An energetic Tim Kaine mocked Donald Trump, utilized his fluent Spanish and made the case for Hillary Clinton in the vice presidential nominee’s Democratic National Convention speech Wednesday night.
“Can I be honest with you about something? I never expected to be here,” Kaine said early on in his 25-minute speech before giving the Wells Fargo Arena crowd his backstory as a fledgling politician and role in helping Jesuit missionaries in Honduras.
It was during his year in Honduras, he said, that he “got a first-hand look at dictatorship where a few people at the top had all the power and everybody else got left out.”
“That convinced me that we’ve got advance opportunity for everyone, no matter where you come from, how much money you have, what you look like, how you worship or who you love,” he added.
Kaine balanced the political and personal, referencing his father-in-law, former Virginia Governor Linwood Holton Jr., as a Republican who aimed to desegregate Virginia’s schools in the early 1970s. Kaine drew a wedge between the current Republican party and its past ideals, saying, “Any party that would nominate Donald Trump for president has moved too far away from [Holton’s] party of Lincoln. If any of you are looking for that party of Lincoln, we’ve got a home for you right here in the Democratic party.”
While Kaine extolled Clinton’s past accomplishments, he spent much of his speech mocking Trump and the Republican presidential candidate’s.alleged past transgressions.
“Trump is a guy who promises a lot but you might’ve noticed, he’s got a way of saying the same two words every time he makes his biggest, ‘yugest’ promises: Believe me,” Kaine said, imitating the candidate.
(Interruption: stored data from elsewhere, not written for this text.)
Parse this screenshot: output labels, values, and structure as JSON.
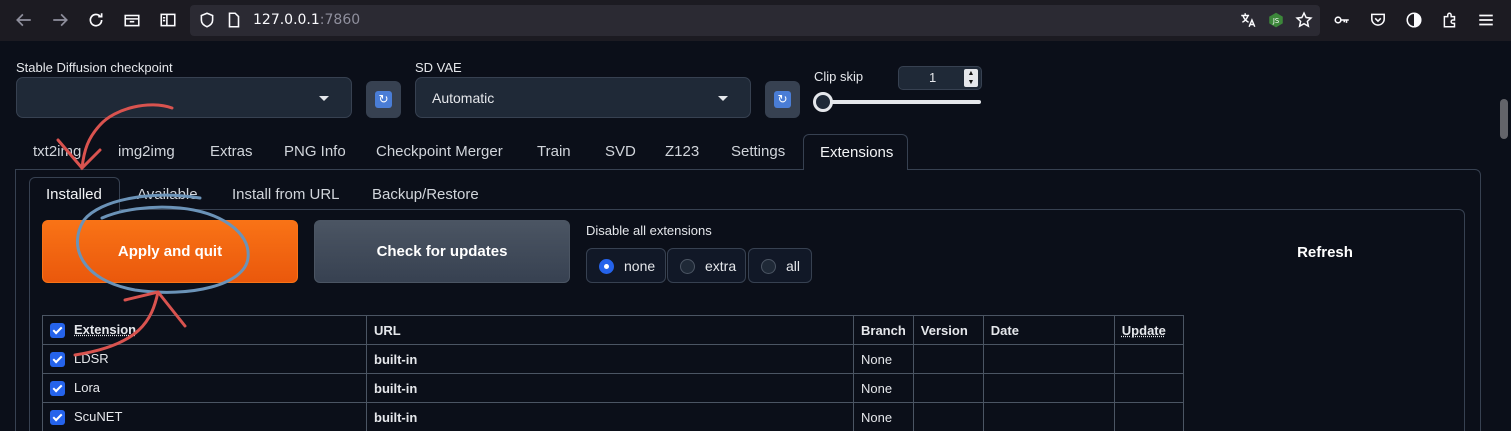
{
  "browser": {
    "url_host": "127.0.0.1",
    "url_port": ":7860"
  },
  "top": {
    "checkpoint_label": "Stable Diffusion checkpoint",
    "checkpoint_value": "",
    "vae_label": "SD VAE",
    "vae_value": "Automatic",
    "clip_skip_label": "Clip skip",
    "clip_skip_value": "1"
  },
  "tabs": [
    "txt2img",
    "img2img",
    "Extras",
    "PNG Info",
    "Checkpoint Merger",
    "Train",
    "SVD",
    "Z123",
    "Settings",
    "Extensions"
  ],
  "active_tab": "Extensions",
  "subtabs": [
    "Installed",
    "Available",
    "Install from URL",
    "Backup/Restore"
  ],
  "active_subtab": "Installed",
  "actions": {
    "apply_label": "Apply and quit",
    "check_label": "Check for updates",
    "refresh_label": "Refresh"
  },
  "disable": {
    "label": "Disable all extensions",
    "options": [
      "none",
      "extra",
      "all"
    ],
    "selected": "none"
  },
  "table": {
    "headers": [
      "Extension",
      "URL",
      "Branch",
      "Version",
      "Date",
      "Update"
    ],
    "rows": [
      {
        "name": "LDSR",
        "url": "built-in",
        "branch": "None",
        "version": "",
        "date": "",
        "update": ""
      },
      {
        "name": "Lora",
        "url": "built-in",
        "branch": "None",
        "version": "",
        "date": "",
        "update": ""
      },
      {
        "name": "ScuNET",
        "url": "built-in",
        "branch": "None",
        "version": "",
        "date": "",
        "update": ""
      }
    ]
  },
  "colors": {
    "accent": "#f97316",
    "annotation_red": "#d9534f",
    "annotation_blue": "#6b93b8"
  }
}
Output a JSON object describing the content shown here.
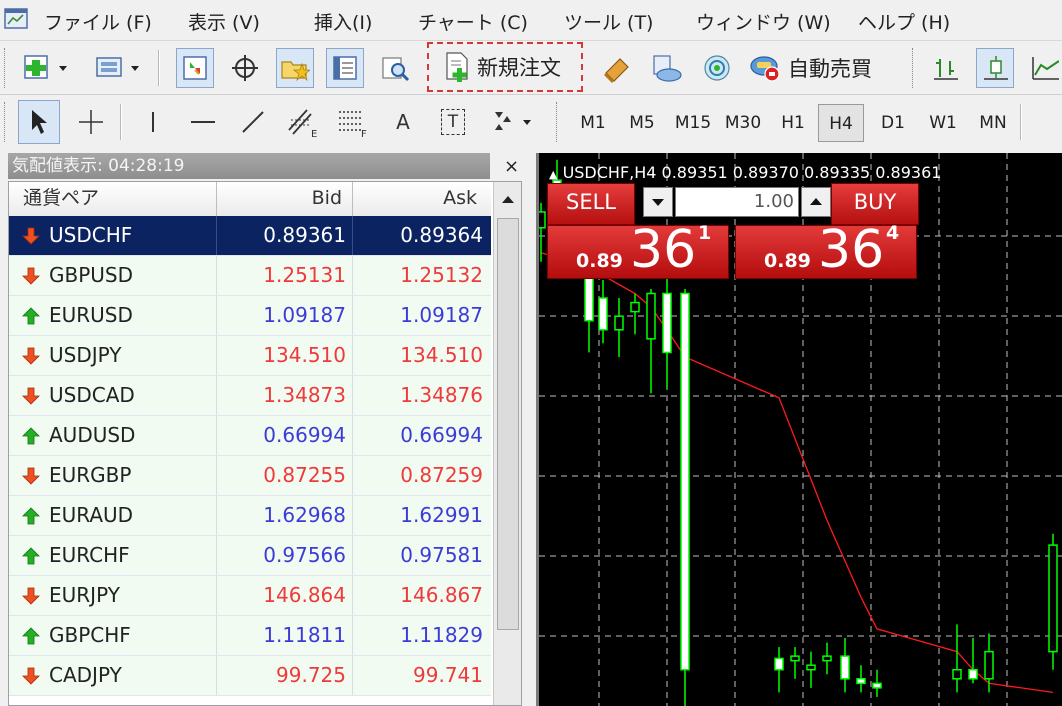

“Hey Donald, what are you hiding?,” Kaine added, referencing Trump’s refusal to release his complete tax returns. “Most people, when they run for president, they don’t just say, ‘Believe me.’ They respect you enough to tell you how they will get things done … You cannot believe one word that comes out of Donald Trump’s mouth. Not one word. To me, it just seems like our nation is too great to put it in the hands of a slick-talking empty-promising self-promoting one-man wrecking crew.”
Kaine pivoted back to Clinton at the end of his speech, contrasting which candidate was more ready (or “listo” as Kaine explained of the Spanish translation) for the job. “The next president will face many challenges,” Kaine said. “We better elect a candidate who’s proven she can be trusted with the job.”